Biocapacité, kezako ?

La biocapacité, c’est tout simplement la capacité biologique d’une zone à produire des ressources naturelles. Pour le Jour du dépassement, le GFN calcule en hectares.

Cette méthode de calcul est critiquée pour les éléments qu’elle utilise : certains experts considèrent en effet qu’il est impossible de juger de l’empreinte écologique de l’humanité. Autre problème : un calcul basé sur l’hectare moyen, alors que toutes les zones terrestres ne produisent ni ne consomment de la même façon.

Il suffit de constater les grands écarts qui existent entre les différents pays développés. Aujourd’hui, on estime que nous aurions besoin de 2,7 planètes pour vivre si le monde consommait comme les Français. En basant le calcul sur le mode de vie des Etats-Unis, l’humanité aurait besoin de… 5 planètes ! La moyenne mondiale est actuellement à 1,75 – et c’est trop. Envie de tester votre propre consommation ? Vous pouvez utiliser cet outil du WWF.

consommation planètes par pays

Alors que les chercheurs dénoncent encore un calcul simpliste et des outils qui n’existent en fait pas encore, le Jour du dépassement reste un élément symbolique plus que mathématique. Il n’en reste en effet pas moins que chaque année, l’humanité consomme un peu plus que la précédente. Et pour revenir à l’équilibre que nous avions en 1970 d’ici à 2050, il faudrait faire reculer le Jour du dépassement de cinq jours par an. Mission impossible ?

Un dépassement, oui, mais pas inéluctable

Le Jour du dépassement – et son avancée chaque année – n’est pas une fatalité. Il est avant tout le résultat d’un mode de (sur)consommation qui peut encore changer. Il découle aussi d’une empreinte carbone trop élevée. Même si le calcul du Global Footprint Network préfère s’appuyer sur l’empreinte écologique, le principal problème se trouve du côté des émissions de CO2. Mais alors, comment fait-on pour faire reculer le Jour du dépassement, tout symbolique qu’il soit ?

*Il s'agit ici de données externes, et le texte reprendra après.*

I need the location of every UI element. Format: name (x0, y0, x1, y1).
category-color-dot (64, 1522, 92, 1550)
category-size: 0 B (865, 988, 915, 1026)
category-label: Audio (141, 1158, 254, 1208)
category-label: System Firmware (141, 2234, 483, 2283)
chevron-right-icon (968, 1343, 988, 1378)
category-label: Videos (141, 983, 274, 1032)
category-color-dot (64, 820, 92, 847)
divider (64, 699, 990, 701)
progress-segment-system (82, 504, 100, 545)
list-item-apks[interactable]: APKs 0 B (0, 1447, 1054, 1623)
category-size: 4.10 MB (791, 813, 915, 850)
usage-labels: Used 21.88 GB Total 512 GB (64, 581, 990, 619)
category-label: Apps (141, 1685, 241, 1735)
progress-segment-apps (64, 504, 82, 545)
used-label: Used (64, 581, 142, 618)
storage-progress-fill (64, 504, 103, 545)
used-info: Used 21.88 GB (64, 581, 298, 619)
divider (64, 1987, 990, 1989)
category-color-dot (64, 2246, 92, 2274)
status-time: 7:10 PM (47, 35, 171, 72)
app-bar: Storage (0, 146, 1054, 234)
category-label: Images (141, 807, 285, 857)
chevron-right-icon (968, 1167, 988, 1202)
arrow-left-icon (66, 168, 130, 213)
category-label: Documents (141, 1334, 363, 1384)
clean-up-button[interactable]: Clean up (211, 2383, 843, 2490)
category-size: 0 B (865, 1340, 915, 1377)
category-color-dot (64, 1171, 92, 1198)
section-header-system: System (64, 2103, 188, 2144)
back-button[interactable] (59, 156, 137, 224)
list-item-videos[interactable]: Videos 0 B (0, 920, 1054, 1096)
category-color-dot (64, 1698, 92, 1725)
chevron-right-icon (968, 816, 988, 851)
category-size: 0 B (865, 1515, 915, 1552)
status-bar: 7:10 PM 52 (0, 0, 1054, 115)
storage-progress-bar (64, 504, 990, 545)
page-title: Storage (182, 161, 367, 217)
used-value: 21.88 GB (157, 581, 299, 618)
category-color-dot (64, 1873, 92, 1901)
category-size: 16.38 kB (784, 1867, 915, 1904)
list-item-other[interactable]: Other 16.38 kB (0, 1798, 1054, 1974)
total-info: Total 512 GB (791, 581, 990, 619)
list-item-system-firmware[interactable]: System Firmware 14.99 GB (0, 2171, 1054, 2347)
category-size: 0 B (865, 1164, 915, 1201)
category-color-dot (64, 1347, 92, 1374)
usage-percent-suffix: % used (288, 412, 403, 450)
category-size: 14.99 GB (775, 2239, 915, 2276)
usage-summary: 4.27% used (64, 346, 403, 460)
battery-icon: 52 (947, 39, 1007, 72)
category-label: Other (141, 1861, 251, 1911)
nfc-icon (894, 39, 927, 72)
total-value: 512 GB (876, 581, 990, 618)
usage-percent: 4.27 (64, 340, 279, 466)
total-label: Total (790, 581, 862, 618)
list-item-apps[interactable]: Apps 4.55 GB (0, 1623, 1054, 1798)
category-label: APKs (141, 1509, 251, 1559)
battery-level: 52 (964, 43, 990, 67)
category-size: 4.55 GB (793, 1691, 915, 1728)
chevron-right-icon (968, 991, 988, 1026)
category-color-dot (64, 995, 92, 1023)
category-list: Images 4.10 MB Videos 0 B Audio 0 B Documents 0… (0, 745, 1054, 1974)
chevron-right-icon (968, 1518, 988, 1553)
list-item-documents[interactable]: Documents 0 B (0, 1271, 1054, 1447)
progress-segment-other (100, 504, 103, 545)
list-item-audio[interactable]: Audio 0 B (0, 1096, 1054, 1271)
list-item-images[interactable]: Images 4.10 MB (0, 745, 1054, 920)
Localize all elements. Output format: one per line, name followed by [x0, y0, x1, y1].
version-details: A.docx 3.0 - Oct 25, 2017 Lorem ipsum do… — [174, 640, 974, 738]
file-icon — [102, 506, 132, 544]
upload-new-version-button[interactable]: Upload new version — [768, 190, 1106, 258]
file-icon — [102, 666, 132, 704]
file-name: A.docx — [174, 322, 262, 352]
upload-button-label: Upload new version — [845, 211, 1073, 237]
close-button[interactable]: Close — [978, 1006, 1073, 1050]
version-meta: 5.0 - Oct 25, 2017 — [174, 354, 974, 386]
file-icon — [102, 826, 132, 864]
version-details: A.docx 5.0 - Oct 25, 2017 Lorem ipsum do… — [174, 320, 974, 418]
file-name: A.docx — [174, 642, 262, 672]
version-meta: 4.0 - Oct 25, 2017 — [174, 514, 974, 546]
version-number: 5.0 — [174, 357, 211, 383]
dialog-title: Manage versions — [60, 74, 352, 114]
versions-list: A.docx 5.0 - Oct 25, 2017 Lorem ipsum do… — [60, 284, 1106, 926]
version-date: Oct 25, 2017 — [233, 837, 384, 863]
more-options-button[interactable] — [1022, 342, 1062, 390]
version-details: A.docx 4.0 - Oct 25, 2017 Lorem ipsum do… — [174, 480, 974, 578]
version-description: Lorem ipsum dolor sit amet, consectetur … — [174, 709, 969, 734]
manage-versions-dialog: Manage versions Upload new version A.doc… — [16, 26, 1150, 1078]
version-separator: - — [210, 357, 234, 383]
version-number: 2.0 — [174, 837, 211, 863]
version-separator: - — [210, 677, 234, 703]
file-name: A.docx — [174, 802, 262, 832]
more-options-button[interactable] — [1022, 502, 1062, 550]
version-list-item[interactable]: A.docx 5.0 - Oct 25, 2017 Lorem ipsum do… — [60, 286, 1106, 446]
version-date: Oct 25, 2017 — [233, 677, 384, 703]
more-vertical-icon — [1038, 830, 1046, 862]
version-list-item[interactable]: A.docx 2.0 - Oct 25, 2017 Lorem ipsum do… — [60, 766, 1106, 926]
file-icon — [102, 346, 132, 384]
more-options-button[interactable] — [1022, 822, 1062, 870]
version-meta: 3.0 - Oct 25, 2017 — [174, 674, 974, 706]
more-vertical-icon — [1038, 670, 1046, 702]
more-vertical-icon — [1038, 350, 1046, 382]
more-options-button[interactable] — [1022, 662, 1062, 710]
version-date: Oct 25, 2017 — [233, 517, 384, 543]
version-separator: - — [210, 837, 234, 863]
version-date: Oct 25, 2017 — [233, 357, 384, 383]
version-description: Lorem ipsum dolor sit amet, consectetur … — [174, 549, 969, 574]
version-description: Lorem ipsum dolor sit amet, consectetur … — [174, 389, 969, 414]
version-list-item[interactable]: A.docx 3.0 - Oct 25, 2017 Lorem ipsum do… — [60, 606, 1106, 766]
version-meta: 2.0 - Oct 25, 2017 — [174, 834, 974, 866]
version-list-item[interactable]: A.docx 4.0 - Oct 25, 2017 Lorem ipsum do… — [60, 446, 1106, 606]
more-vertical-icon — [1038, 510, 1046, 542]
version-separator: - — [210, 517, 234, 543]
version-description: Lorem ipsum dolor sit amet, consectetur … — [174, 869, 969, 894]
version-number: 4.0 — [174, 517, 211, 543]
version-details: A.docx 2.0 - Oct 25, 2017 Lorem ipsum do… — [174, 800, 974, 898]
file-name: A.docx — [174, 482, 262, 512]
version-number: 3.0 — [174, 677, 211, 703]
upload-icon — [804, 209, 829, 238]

  1. On réduit l’utilisation de nos voitures : en France, les transports sont les premiers coupables des émissions de CO2
  2. On se tourne vers les énergies renouvelables : la France est en retard sur ses objectifs et doit doubler sa production dans les dix prochaines années
  3. On arrête le gaspillage alimentaire : un tiers de la production agricole passe à la poubelle. Réduire le gaspillage de moitié, c’est gagner 10 jours sur le Jour du dépassement !

Trois bonnes résolutions qui tardent à être appliquées et qu’on aimerait bien voir concrétisées. Pour le moment, le monde continue de consommer plus que la planète ne peut produire. Nos gouvernements multiplient les promesses, mais peu les actions. En signant le CETA, l’accord de libre-échange entre le Canada et l’Union Européenne, l’Assemblée Nationale française a d’ailleurs récolté un nouveau carton rouge écologique. Alors pour inverser la tendance, on commence… hier.